Quando assisti à cena no cinema, tive a impressão de que já a tinha visto algumas vezes, em alguns lugares…

Outra preocupação do diretor, é dar voz aos professores.

Por que se falta tanto?

Porque não se cumprem os horários? “Falto porque fico cansada.

Uma vez por mês vou ao psiquiatra.

Faço terapia para conseguir lidar com essa realidade”, resumiu uma professora de São Paulo, que, pela aparência, não deve ter ainda 30 anos de idade.

Acho que não preciso de mais argumentos para defender a minha classe.

Todo mundo sabe que é raro encontrar um professor de escola pública que tenha apenas aquele emprego.

Geralmente se trabalha os três horários para se conseguir pagar as contas. É, no mínimo, desumano.

Tenho duas turmas de segundo ano do ensino médio.

Semana passada, numa aula sobre Romantismo, citei Canção do Exílio, de Gonçalves Dias.
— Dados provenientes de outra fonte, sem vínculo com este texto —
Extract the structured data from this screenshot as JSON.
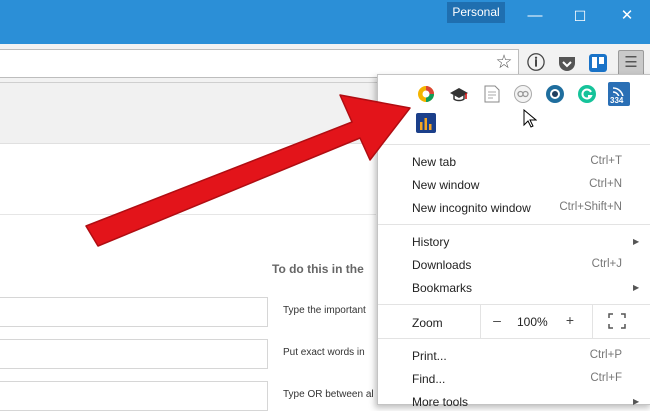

Nas próximas aulas, sem dúvida, irei citar o exemplo de Valéria, estudante de Manari que escreve poesias e, parafraseando o autor romântico, aparece já no final do filme recitando um poema de sua autoria, criado porque a professora de português pediu.

O texto é perfeito.

E Marília emociona ao recitar.

Darei o exemplo a meus alunos porque acredito que, apesar de tanta gente aparecer para frustrar seus sonhos, posso influenciá-los a voltar a sonhar.

Posso fazê-los acreditar que, apesar dos “socos”, eles podem, sim, ser poetas, médicos, jornalistas, professores, advogados, ou o que quiserem ser.

E quem não acreditar, é só assistir ao filme.

Marília prova que isso é possível.

Não deixei de acreditar na educação pública.

Aliás, no dia que isso acontecer, provavelmente não irei mais à sala de aula.

Triste do professor que se declara desacreditado.

Esse, jamais, pode se dizer educador.

Afinal, o governo pode decepcionar, as atitudes de algumas pessoas também, mas, sempre que chego em sala de aula, encontro vários rostos (bem parecidos com os que são expostos no final do filme), com sede de aprendizado.

E o que um mestre desacreditado vai passar de positivo para essas criaturas?

Apesar de todas as dificuldades, é covardia incentivá-los a desistir.

Penso assim e procuro fazer a minha parte.

Para ver se consigo evitar de ver cenas como a que fecha o filme, com crianças, tão inocentes, já provando, literalmente, o gosto amargo da vida na escola pública.

PS: Amanda Tavares é repórter do JC e professora do Ensino Médio em uma escola pública.